Radission Hotel, Dhaka, Bangladesh
2-3 August 2010
The goal of the workshop was to carefully consider the solid waste management related challenges and propose innovative ways for overcoming them through a comprehensive assessment of policy, management, and technological approaches.
Rapid urbanization in South Asia is creating an increasing strain on overburdened infrastructure, as well as more demand on limited public services. In Sri Lanka, Bangladesh, Nepal, and India, these trends are acutely noticeable as urban population growth rates exceed total growth in each country. An enormous potential exists to improve existing municipal solid waste management operations with improved organic waste components and to provide positive economic and environmental benefits, including alternative energy sources and increased revenue generation from carbon co-financing through the Clean Development Mechanism. Organic waste management, therefore, is a key sub-sector of municipal waste management which deserves more attention
A small handful of entrepreneurs have demonstrated that organic waste can be treated through tested technologies and converted to marketable organic fertilizers through a process that reduces carbon emission. A number of economic and environmental benefits are quite obvious from composting. However, the process of reducing organic waste into organic fertilizers while simultaneously reducing carbon emission and tapping CDM need high degree of efficiencies, technology application, and business orientation.

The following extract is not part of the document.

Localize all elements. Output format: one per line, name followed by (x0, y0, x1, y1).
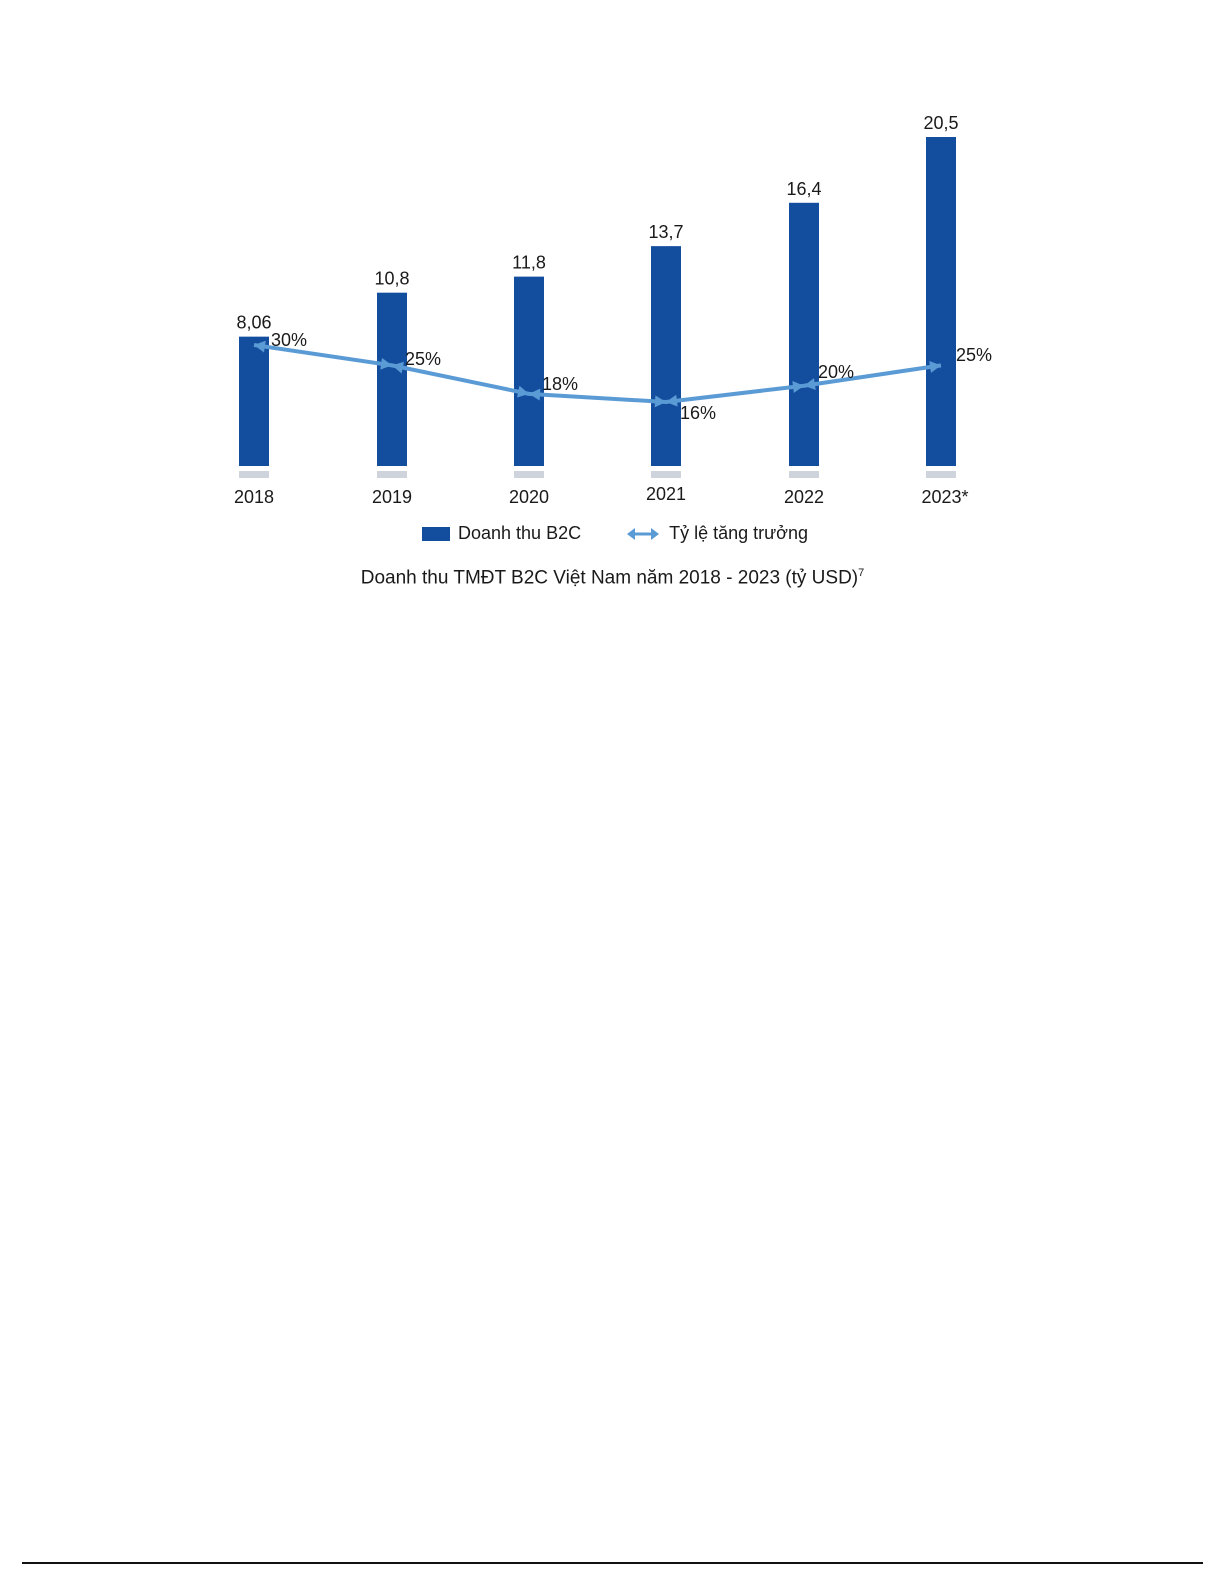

Organic waste recycling and treatment in the region have mixed results of both failure and success.
In this backdrop a regional workshop entitled `Innovations for Scaling up Organic Waste Management in South Asia’ was organized by the Asian Development Bank with the assistance from AusAid of Australian Government in Dhaka. More than 80 nos. of senior officials representing government, private sector, NGOs, research bodies and universities from Nepal, India, Sri Lanka, USA, Australia and Bangladesh participated in this two-day workshop.
During the inaugural session Mr. Thevakumar Kandiah, Country Director, Bangladesh Resident Mission of ADB gave his welcome and opening remarks. Mr. Ron Slanger, Urban Development Specialist, Team Leader, RETA 6337, ADB, Manaila, Philippines gave his opening remarks. Mr. Monowar Islam, Director General of the Department of Environment (DoE), Government of Bangladesh, as a special guest gave his opening speech.
After the tea break in the session on Country Overview and International Experience in Organic Waste Management a number of country overview papers were presented by the country consultants under the RETA 6337 project of ADB. Dr. Muhammad Alamgir, Khulna University of Engineering and Technology as a country consultant from Bangladesh gave a brief introduction about the workshop and also introduced the participants. After the tea break country reports were presented by Dr. Muhammad Alamgir (Bangladesh), Dr. N. B. Majumdar, Senior Technical Advisor of Waste Management Division, IL&FS (India), Mr. Bhusan Tuladhar, Executive Director, Environment and Public Health Organization (Nepal), Mr. R.P. Samarakkody, Director of Waste Management (Authority Province), (Sri Lanka) and the closing remarks were given by the chair of the session Mr. Iftekhar Enayetullah of Waste Concern.The second session was on `Thematic Focus: Innovations in Scaling Up Organic Waste Management and this session was chaired by Mr. Angus Campbell, Director, Recycled Organics Unit (Sydney, Australia).
A number of papers were presented by the experts on topics related to current trends of organic waste management in South Asia, policy & regulatory models in organic waste management, economic & financial issues for scaling up composting operations and carbon financing in waste management. Finally after the presentation of the country level priority on waste management by the respective countries a plenary session waste conducted on the topic entitled `Scaling up of Innovations in Organic Waste Management in South Asia: Opportunities and Challenges. This session was chaired by Professor Dr. Mujibur Rahman of Bangladesh University of Engineering and Technology (BUET).
On the second day a field visit was organized to have first hand experience on composting and carbon trading. Participants visited the Waste Concern’s Regional Training Centre cum a 10 ton per day capacity compost plant located at Katchpur (20 km from Dhaka city centre) and also visited the world’s first carbon trading compost plant (130 tons per ay capacity) locate at Bulta (30 km from Dhaka city centre a joint venture initiative of Waste Concern and its Dutch partners.